The present study evaluated the levels of PAHs in ambient air from different rural areas of Spain in order to assess their degree of similarity with respect to levels of outdoor PAHs and emission sources, as well as the influence of meteorological variables. The carcinogenic risk for people derived from the presence of the evaluated PAHs was also evaluated. For this purpose, we determined the levels of PAHs in 3 rural areas of Spain, characterized by their different location (north, center, south), climatology and biomass use. In this work, the collection of PM10 particles and the analytical determination of PAHs mass associated with the particles have followed European Standards by means of accredited methods, which guarantees the reliability of the results.

The study revealed that there were substantial differences regarding the levels of PAHs among the studied locations, being higher in the central zone (IS; 65.36 ng/m3), then in the south (VA; 35.78 ng/m3) and finally in the north (NA; 20.88 ng/m3).
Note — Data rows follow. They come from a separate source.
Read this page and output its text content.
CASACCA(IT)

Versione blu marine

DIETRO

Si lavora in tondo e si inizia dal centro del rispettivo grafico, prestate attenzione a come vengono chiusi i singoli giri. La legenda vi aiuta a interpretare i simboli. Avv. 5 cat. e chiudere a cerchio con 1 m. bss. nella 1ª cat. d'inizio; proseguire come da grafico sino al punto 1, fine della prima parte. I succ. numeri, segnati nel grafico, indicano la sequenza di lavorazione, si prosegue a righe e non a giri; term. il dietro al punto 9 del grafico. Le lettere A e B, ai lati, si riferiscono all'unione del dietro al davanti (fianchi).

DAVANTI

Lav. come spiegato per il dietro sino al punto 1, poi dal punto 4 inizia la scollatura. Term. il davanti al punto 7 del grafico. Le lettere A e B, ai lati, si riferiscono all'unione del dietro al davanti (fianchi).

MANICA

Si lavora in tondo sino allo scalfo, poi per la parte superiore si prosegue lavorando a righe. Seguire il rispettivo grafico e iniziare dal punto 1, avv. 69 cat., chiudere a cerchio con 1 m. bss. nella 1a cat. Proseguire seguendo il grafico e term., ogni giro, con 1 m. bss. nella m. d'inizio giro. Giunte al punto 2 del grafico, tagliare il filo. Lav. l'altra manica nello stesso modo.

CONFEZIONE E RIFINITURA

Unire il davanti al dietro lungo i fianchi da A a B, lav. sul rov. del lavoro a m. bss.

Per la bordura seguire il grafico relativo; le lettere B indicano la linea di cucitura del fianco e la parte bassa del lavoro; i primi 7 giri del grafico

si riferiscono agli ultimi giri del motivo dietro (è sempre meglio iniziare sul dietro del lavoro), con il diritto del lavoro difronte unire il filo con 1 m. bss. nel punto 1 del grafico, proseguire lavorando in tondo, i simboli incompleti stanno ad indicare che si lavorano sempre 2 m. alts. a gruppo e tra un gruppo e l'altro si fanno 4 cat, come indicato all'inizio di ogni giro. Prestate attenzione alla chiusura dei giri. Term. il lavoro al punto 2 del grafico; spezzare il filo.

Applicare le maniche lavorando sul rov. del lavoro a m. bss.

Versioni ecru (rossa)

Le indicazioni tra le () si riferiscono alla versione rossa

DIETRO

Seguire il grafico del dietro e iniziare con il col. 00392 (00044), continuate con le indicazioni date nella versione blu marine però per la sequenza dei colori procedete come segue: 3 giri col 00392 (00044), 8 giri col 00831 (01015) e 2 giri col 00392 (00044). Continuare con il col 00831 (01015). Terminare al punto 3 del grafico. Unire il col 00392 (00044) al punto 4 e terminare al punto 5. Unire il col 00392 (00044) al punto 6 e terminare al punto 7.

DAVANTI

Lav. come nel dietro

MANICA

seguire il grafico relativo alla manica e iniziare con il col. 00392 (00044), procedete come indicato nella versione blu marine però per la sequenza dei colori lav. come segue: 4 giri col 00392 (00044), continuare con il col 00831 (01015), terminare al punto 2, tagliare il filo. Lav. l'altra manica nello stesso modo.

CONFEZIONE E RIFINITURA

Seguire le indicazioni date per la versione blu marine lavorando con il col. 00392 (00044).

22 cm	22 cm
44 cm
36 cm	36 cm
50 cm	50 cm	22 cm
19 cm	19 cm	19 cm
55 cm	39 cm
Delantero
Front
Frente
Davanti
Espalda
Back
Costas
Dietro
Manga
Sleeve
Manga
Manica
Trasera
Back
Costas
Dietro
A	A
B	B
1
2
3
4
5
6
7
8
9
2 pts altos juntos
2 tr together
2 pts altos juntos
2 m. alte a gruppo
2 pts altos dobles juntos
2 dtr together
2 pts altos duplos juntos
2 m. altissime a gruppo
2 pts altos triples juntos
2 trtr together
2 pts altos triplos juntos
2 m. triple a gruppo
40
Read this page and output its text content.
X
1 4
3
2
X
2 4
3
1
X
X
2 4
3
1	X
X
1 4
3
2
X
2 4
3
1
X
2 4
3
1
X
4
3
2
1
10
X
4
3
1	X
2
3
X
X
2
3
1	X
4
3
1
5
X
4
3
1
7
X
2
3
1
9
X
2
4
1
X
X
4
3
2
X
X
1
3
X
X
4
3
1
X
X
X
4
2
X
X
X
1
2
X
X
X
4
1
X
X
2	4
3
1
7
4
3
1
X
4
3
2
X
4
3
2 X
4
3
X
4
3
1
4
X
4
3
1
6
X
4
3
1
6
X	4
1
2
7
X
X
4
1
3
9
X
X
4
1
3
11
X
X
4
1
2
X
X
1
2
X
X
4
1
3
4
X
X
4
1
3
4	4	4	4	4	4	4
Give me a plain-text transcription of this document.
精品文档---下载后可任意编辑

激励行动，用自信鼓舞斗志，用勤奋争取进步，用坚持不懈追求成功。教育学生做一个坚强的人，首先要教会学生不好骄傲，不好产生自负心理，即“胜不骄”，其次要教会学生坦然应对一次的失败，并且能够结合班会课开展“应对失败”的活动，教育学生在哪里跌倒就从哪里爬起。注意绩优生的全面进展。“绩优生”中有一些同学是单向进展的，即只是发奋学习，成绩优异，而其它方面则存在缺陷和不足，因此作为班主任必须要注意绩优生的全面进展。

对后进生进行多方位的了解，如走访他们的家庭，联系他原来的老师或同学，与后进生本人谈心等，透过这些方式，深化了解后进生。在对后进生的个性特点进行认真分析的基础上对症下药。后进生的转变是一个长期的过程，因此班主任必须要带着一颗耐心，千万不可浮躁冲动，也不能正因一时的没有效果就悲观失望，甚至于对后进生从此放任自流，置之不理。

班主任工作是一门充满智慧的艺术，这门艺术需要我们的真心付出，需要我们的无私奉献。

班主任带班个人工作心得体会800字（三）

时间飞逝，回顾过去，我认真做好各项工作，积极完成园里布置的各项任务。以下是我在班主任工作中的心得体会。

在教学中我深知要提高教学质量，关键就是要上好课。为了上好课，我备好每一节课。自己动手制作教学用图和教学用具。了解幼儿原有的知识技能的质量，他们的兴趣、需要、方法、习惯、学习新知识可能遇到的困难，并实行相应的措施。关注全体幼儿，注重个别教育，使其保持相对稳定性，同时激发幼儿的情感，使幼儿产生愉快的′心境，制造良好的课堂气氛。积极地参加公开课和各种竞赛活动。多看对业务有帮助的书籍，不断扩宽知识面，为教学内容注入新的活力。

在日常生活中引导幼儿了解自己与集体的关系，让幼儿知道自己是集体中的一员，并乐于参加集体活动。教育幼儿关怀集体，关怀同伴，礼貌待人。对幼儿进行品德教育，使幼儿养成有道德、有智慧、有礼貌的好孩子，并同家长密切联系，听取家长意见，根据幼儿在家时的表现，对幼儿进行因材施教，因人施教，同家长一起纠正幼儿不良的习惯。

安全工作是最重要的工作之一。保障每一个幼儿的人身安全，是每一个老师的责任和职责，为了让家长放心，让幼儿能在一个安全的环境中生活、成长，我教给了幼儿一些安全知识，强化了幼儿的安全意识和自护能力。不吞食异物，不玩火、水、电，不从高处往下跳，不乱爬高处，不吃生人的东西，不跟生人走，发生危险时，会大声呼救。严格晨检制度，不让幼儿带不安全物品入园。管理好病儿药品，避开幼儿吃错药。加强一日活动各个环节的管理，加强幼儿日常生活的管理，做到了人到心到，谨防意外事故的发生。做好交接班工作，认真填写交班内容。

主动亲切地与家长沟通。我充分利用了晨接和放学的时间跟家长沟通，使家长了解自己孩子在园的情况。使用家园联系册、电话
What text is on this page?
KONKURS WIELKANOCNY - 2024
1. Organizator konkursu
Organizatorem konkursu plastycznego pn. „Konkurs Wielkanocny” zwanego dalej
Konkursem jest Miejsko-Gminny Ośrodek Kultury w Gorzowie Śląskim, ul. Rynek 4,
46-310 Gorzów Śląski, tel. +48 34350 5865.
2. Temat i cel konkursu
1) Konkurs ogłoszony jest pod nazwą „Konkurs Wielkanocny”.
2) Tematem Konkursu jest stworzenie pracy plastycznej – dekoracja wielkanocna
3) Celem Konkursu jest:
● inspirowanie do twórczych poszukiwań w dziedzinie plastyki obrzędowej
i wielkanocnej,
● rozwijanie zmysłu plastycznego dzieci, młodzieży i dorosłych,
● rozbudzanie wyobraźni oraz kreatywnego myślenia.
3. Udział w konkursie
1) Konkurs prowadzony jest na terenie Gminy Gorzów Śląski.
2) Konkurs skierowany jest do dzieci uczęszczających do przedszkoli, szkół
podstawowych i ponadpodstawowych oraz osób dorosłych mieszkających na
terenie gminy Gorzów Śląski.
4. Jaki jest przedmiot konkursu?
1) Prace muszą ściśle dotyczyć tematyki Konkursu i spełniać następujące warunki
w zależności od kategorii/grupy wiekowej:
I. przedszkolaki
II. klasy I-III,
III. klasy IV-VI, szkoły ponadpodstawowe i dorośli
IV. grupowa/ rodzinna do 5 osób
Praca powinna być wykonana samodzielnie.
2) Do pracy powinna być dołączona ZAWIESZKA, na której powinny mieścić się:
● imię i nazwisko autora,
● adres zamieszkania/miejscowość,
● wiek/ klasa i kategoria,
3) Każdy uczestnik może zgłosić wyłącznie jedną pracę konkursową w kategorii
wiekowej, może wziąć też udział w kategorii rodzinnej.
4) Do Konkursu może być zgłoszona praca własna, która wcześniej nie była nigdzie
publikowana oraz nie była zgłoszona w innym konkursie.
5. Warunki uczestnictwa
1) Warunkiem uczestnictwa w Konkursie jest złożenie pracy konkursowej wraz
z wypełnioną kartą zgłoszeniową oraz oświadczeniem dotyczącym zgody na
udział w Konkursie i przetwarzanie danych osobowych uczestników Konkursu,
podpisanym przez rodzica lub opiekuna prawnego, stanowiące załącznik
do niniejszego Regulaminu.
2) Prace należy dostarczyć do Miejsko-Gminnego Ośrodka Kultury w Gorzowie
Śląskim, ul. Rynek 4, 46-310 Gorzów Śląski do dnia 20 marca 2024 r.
The most representative PAHs of the studied sites are also different, and only the BbjF was common between locations, revealing a different nature of each PAH mixture.

In spite of the difference, PAH levels at IS and VA showed parallel changes along the studied period. Thus, maximum and minimum levels occurred in the cold and warm season, respectively. The similar trend was related to a similar proportion of emission sources along the period (26–38% biomass, 13–16% vehicular, 37–50% other), and the likely influence of climatological variables (temperature, air speed). On the other hand, NA was characterized for having another distribution of emission sources, and weather conditions seemed not to influence on PAH levels. PAHs distribution throughout the year showed higher levels during spring.

A distribution study of the types of PAHs within the mixtures along the studied period highlighted the greater presence of HMW PAHs at IS and VA and a similar presence of HMW–MMW–LMW at NA.

Finally, the levels of ambient air PAHs at IS, VA and NA from April 2017 to February 2018 represented an acceptable risk to people. BaP levels, as well as the BaP equivalents, fell under the acceptable range set by European legislation as well as the recommended values set by WHO to protect human health.